The conceptualisation of wine as a side also responds to the only serious, if somewhat esoteric, criticism of food and wine pairing, which is concerned with typicity. There was a time when Burgundy or Chianti meant something more or less identifiable. Does it still do today? How do you prescribe a wine pairing, if regions and grape varieties mean so little? This, however, is more a symptom of overthinking wine. Yes, there are many styles of Chianti, but most Chianti is more similar to each other than it is to Burgundy.

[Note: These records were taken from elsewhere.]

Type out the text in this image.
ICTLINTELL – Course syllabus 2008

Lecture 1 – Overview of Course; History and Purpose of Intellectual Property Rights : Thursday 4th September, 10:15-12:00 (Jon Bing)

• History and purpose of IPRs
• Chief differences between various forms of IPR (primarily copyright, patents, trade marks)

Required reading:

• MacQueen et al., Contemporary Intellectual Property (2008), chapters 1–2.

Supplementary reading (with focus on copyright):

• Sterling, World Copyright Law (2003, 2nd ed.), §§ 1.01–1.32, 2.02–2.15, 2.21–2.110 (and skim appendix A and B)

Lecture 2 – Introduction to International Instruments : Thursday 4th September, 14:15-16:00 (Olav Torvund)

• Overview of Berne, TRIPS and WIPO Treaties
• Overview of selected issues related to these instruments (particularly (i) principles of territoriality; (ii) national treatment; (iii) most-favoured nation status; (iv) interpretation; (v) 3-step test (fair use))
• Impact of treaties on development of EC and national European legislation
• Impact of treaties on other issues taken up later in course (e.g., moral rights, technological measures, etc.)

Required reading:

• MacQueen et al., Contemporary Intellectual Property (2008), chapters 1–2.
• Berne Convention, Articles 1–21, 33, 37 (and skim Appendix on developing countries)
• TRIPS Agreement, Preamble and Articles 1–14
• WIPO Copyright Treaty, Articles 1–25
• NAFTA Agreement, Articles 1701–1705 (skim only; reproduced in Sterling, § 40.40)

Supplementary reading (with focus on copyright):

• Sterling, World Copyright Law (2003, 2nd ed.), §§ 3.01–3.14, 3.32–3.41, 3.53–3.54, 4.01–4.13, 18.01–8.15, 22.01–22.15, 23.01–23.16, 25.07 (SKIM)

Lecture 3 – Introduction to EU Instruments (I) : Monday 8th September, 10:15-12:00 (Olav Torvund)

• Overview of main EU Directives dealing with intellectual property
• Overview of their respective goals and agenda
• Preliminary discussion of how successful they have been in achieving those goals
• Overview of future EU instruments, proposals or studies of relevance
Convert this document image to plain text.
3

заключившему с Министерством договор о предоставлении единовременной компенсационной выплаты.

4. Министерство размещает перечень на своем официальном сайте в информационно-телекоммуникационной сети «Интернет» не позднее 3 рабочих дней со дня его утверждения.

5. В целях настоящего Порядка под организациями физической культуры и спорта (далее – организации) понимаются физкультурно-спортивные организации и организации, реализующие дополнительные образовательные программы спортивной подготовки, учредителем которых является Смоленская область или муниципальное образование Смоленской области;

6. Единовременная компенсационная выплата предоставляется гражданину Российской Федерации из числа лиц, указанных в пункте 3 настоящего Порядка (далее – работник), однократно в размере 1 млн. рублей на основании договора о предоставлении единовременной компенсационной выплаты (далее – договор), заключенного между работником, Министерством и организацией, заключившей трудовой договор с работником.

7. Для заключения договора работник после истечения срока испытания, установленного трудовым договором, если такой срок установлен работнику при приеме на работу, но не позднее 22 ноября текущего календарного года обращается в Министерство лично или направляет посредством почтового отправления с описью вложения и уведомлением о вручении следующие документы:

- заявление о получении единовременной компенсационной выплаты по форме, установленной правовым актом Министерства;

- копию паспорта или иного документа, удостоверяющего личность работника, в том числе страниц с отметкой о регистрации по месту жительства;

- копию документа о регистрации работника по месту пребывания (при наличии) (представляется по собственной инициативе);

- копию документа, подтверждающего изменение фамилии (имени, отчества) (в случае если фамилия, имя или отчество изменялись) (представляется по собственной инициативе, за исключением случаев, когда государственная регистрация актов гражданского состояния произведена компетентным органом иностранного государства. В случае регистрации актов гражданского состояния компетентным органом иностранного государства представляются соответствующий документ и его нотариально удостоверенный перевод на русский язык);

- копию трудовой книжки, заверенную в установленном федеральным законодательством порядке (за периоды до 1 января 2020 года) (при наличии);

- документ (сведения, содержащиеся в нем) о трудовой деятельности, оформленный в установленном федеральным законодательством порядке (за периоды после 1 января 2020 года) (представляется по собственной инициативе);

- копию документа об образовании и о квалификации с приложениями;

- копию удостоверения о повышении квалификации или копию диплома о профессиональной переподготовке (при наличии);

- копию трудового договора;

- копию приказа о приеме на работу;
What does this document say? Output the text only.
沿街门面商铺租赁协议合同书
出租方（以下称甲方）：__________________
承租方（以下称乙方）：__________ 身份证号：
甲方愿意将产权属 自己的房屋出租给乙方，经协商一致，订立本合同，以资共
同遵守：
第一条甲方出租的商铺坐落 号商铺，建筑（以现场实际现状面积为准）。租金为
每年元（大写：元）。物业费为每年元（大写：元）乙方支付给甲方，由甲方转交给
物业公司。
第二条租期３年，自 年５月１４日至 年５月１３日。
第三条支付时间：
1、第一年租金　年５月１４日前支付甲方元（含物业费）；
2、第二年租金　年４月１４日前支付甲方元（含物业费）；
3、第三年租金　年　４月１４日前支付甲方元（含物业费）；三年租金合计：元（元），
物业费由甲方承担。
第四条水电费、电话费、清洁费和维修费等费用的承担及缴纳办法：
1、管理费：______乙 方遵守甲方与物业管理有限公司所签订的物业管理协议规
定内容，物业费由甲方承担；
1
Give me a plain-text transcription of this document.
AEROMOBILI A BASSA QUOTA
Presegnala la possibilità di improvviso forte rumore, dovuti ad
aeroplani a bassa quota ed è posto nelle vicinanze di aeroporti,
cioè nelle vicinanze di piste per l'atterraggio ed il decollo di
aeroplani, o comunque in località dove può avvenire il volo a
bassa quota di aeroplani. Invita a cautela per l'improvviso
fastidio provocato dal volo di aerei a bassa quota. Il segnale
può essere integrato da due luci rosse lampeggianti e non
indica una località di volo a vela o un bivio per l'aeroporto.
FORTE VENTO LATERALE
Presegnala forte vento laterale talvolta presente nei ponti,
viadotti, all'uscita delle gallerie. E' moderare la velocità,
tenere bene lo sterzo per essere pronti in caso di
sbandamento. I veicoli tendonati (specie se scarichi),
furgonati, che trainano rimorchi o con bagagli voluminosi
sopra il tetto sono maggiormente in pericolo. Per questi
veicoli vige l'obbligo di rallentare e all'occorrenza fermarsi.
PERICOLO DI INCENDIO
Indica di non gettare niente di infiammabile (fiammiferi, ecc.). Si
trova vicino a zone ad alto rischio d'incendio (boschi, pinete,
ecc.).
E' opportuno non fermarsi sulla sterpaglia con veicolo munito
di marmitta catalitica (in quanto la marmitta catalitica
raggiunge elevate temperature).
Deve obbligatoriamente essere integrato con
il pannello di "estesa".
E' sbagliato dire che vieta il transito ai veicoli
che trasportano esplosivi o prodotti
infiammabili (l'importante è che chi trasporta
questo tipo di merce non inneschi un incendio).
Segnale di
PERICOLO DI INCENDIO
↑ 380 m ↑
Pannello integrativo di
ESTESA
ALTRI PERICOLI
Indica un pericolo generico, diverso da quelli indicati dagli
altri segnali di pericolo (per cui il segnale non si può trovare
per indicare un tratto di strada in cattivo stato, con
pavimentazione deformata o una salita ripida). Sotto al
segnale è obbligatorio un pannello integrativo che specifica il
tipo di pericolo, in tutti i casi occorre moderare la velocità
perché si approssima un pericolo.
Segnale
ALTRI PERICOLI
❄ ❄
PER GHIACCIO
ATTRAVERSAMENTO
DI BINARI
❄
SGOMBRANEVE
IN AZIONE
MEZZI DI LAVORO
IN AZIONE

I am sure if anyone spent this amount of time thinking about peas, they would tell you why mushing changes everything, and petits pois are very different to garden peas, and so on. And yes, you can veer from the original so much, as to miss the idea altogether. If you try Ottolenghi’s peas with radishes, tahini, and za’atar, you’ll land somewhere very different. But these are rather advanced exceptions, not the rule. (And, as it happens, I’ve served this with herb-crusted roast cod and boulangère potatoes, and it worked a charm – observing the spirit, not the letter.)
One could, of course, suggest (and many do) that thinking so much about food and wine, and the guidelines, suggestions, and practices that unavoidably come with it, hovers between the decadent and the oppressive. Food is, after all, a basic instinct, drink a tool for inebriation. It is not necessarily a philosophically unsustainable position. It just brings the corollary of music having to be only an aerobics soundtrack, art only decoration, coition only for procreation. What masquerades as freedom is simply anhedonia.
And this is why wine people should be careful before casually dismissing food and wine matching. In Jefford’s author bio, we are informed he engages in that famously easy-going, anarchic, non-boring activity, writing poems for The Spectator. As for Ayscough, just a few short tweets below his dismissal of food and wine pairing, he informs us that “normal people” know the director of the films they like – which, I confess, is not how I approach the Marvel Cinematic Universe at all. It might be because his normal people turn out to be into Almodovar, Fellini, and Godard, a triad which, if bourgeois parlours ever organised a film festival, would surely get top billing. And that’s before we get into their writings on wine itself.
So, dear wine friends, writers, professionals, and other fellow travellers, have all the Marlborough Sauvignon Blanc you want with your well done sirloin, but please steer clear of attacking the concept of food and wine pairing. You are pulling at the Jenga block at the bottom. Without it, the whole edifice collapses.